Wednesday, June 6, 2012

The ‘Bag Monster’ Presents 1,111 Citizen Petitions to the City Council


Today the Marys Peak Group of the Sierra Club, with the Bag Monster, presented to the Administrative Services Committee (ASC) 1,111 citizen petitions in support of the ordinance to reduce single-use plastic waste in Corvallis.

The petitions were signed by individuals who want to “encourage the use of reusable bags and reduce our dependence on finite natural resources.” The best way to do this is to ban single-use plastic bags and have a “pass-through cost” on single-use paper bags. If the cost of a paper bag is made apparent, which is now hidden in a customer’s purchase, this will remind us to bring our reusable bags.

The Sierra Club proposed an ordinance in November 2011 that bans single-use plastic carryout bags along with a five-cent pass-through charge on paper bags. Today, the City Staff presented an ordinance that bans plastic bags without a pass-through cost on paper bags. A ban on single-use plastic bags without an incentive to switch to reusable bags will cause people to overwhelmingly switch to paper bags.

Portland is experiencing this, as did San Francisco, which passed a similar ordinance. An ordinance without a pass-through cost means the problem switches from one single-use bag to another, which causes a hardship for retailers and does not break the single-use habit. San Francisco just voted to expand their ordinance and added a 10-cent minimum charge on paper bags. The Northwest Grocery Association will be at the ASC meeting to support this finding.

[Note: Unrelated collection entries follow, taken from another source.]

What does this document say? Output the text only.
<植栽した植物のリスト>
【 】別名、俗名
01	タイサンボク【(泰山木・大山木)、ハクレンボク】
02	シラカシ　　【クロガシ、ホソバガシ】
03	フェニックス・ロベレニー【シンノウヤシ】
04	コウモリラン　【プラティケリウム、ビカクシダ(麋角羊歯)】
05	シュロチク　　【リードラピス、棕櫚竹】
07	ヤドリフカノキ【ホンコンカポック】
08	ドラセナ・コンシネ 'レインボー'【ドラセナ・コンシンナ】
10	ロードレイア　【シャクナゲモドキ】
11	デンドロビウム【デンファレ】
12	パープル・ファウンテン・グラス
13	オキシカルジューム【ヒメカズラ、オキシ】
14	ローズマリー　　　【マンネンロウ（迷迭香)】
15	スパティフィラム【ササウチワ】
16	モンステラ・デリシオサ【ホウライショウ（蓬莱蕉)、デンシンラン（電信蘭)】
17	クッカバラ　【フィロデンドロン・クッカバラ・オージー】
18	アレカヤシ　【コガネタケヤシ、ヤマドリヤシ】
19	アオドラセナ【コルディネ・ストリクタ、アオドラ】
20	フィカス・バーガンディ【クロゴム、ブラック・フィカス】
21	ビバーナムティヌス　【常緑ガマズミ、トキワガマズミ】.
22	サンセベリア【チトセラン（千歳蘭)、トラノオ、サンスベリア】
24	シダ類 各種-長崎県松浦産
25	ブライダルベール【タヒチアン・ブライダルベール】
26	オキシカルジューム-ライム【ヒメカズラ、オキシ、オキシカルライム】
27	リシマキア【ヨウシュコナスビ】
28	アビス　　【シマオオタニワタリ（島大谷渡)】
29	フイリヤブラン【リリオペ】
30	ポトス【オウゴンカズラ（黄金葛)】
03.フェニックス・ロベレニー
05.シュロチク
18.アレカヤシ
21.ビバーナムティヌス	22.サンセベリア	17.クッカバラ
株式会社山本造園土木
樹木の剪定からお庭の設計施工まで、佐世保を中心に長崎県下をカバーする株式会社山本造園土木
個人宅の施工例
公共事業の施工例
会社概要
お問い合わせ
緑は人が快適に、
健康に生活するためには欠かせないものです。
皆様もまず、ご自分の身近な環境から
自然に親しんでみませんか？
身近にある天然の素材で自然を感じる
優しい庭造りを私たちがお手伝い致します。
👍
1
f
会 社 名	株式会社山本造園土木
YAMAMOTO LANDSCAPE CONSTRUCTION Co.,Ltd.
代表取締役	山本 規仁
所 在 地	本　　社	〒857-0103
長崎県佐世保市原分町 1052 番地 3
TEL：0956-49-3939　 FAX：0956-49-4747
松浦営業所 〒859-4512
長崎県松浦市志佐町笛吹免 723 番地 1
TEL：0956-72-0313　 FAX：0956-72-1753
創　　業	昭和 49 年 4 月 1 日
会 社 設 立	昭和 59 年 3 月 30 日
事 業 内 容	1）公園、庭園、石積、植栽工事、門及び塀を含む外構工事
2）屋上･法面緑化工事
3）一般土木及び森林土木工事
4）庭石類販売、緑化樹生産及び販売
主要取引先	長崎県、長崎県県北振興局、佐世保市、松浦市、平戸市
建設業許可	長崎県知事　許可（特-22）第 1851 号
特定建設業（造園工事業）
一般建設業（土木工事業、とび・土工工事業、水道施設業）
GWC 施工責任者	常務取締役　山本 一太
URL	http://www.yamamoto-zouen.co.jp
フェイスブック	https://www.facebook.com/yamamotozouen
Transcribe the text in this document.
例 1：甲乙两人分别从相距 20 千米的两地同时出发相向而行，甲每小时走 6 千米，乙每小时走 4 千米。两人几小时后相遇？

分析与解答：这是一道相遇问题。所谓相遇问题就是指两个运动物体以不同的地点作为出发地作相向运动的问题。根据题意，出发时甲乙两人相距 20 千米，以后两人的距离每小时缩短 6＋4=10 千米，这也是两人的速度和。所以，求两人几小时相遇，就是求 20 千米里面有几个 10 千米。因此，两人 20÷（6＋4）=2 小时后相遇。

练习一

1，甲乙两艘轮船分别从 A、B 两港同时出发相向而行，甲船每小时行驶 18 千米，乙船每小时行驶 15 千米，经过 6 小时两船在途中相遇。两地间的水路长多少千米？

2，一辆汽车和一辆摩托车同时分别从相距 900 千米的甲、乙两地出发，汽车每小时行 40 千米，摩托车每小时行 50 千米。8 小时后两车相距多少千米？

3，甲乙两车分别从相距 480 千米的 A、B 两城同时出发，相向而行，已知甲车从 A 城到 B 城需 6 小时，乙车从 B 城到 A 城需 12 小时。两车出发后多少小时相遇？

The Northwest Grocery Association, Sierra Club Attorney Dan Snyder, the First Alternative Co-op, Environment Oregon, and the Surfrider Foundation will attend and provide information on why a pass-through cost on single-use paper is important.

According to Debra Higbee-Sudyka, vice chair of the Marys Peak Group, “We received 1,300 signatures of support last November from Corvallis residents for the ban on single-use plastic checkout bags, and recently 55 letters of support were signed from businesses. We are now showing further support through the 1,111 petitions that people have signed in support of the ordinance.”